International career
- Years: Team / Apps / (Points)
- 1997–2002: Australia / 14 / (0)

= Bronwyn Mackintosh =

Bronwyn Ngaire Mackintosh (born 24 June 1970) is a former Australian rugby union player. She competed for Australia at the 1998 and 2002 Women's Rugby World Cups.

== Rugby career ==
She made her test debut for Australia against the United States in 1997 in Brisbane. She represented Australia at the 1998 Rugby World Cup in the Netherlands.

Mackintosh was also part of the Wallaroos 2002 Rugby World Cup squad. She scored their first try at halftime in the 30–0 win over Wales during the pool stages.

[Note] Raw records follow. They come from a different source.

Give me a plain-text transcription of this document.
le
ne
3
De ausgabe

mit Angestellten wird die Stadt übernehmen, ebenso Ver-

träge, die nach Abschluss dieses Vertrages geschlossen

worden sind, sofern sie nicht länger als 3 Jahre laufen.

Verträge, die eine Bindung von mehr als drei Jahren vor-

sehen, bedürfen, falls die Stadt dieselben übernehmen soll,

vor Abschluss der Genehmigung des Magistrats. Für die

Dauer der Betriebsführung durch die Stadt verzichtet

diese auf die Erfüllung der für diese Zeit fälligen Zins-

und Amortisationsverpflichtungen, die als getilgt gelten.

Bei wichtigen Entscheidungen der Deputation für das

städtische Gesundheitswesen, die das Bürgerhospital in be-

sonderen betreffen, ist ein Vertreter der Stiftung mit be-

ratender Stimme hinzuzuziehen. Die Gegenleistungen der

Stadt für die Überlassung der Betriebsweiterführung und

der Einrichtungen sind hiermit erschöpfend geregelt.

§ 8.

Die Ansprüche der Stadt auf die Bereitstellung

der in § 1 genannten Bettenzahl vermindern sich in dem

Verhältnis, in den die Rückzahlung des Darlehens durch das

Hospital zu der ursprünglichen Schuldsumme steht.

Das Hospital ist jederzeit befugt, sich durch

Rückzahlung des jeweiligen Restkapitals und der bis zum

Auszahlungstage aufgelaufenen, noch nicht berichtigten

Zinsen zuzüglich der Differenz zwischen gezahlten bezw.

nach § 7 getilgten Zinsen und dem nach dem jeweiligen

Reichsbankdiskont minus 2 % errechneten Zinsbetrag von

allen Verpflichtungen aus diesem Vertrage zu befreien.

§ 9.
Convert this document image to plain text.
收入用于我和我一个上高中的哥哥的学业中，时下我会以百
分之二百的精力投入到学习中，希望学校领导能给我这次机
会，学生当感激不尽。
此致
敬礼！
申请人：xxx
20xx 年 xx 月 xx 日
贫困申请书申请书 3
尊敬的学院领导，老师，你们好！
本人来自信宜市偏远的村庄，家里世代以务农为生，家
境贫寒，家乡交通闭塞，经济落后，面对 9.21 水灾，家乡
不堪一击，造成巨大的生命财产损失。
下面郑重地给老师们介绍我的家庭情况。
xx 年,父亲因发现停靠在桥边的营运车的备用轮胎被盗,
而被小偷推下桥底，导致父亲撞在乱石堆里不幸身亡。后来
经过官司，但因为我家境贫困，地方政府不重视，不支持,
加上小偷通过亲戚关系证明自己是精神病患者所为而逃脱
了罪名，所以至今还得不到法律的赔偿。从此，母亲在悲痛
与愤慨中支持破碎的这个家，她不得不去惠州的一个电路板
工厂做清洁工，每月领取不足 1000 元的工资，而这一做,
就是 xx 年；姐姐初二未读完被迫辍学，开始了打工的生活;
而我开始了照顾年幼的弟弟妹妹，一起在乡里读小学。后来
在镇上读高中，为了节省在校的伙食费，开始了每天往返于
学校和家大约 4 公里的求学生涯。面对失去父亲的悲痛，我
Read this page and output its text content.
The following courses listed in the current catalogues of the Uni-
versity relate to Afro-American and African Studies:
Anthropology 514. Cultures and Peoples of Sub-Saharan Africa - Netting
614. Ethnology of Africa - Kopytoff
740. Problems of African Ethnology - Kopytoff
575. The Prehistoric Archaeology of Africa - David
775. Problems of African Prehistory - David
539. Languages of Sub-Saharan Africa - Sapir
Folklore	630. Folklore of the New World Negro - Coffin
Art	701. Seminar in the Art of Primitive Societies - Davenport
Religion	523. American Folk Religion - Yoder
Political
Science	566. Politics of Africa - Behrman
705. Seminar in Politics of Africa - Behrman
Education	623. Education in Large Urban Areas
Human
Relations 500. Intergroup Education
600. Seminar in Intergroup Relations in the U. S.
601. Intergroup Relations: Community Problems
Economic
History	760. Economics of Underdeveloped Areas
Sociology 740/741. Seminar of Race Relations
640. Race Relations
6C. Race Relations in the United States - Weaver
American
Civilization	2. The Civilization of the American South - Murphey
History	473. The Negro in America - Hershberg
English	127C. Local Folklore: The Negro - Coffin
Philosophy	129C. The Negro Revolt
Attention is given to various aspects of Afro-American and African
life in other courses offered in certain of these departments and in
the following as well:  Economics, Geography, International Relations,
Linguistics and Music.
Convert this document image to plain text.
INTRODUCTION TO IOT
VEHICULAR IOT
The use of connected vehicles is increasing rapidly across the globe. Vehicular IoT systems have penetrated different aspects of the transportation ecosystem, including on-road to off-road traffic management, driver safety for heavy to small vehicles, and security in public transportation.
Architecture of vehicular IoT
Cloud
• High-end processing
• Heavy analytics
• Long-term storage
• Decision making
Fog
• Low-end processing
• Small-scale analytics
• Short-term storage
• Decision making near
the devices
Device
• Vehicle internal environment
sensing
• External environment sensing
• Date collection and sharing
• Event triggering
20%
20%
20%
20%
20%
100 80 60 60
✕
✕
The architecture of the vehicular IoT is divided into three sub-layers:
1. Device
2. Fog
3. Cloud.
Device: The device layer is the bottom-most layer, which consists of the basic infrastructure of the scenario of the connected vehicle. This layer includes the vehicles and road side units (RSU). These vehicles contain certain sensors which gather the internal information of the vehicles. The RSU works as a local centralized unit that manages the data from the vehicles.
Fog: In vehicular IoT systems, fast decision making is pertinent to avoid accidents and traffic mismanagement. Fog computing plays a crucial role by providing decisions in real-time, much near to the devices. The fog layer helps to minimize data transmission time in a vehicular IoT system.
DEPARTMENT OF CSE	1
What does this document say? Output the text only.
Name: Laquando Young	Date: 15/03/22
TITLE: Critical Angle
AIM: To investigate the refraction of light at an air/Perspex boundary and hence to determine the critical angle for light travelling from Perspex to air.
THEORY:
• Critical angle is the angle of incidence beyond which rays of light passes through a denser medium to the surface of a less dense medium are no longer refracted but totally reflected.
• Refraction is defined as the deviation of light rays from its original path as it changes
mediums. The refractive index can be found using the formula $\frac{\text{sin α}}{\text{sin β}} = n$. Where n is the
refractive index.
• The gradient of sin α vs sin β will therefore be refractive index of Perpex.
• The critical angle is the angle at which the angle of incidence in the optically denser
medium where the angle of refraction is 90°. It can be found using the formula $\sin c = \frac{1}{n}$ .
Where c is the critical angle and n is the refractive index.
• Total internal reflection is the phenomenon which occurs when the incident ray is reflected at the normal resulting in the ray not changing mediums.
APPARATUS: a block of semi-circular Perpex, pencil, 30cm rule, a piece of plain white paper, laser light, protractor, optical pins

She was named in the starting line-up that faced the Black Ferns in their final pool game.

In 2007, Mackintosh competed at the Dubai International Sevens for the Wooden Spoon women's team. The team was made up of players from England, Scotland, Wales and Australia; they eventually won the tournament undefeated.

== Post-rugby career ==
Mackintosh is a Station Officer at Fire and Rescue New South Wales. During the Queen’s Birthday Honours in 2019, she was awarded the Australian Fire Service Medal (AFSM), the highest honour that an Australian firefighter can receive. She has a Bachelor in Sport Science from the University of Technology and studied for an MBA at Newcastle University.

She was inducted into the NSW Waratahs inaugural Hall of Fame in June 2024.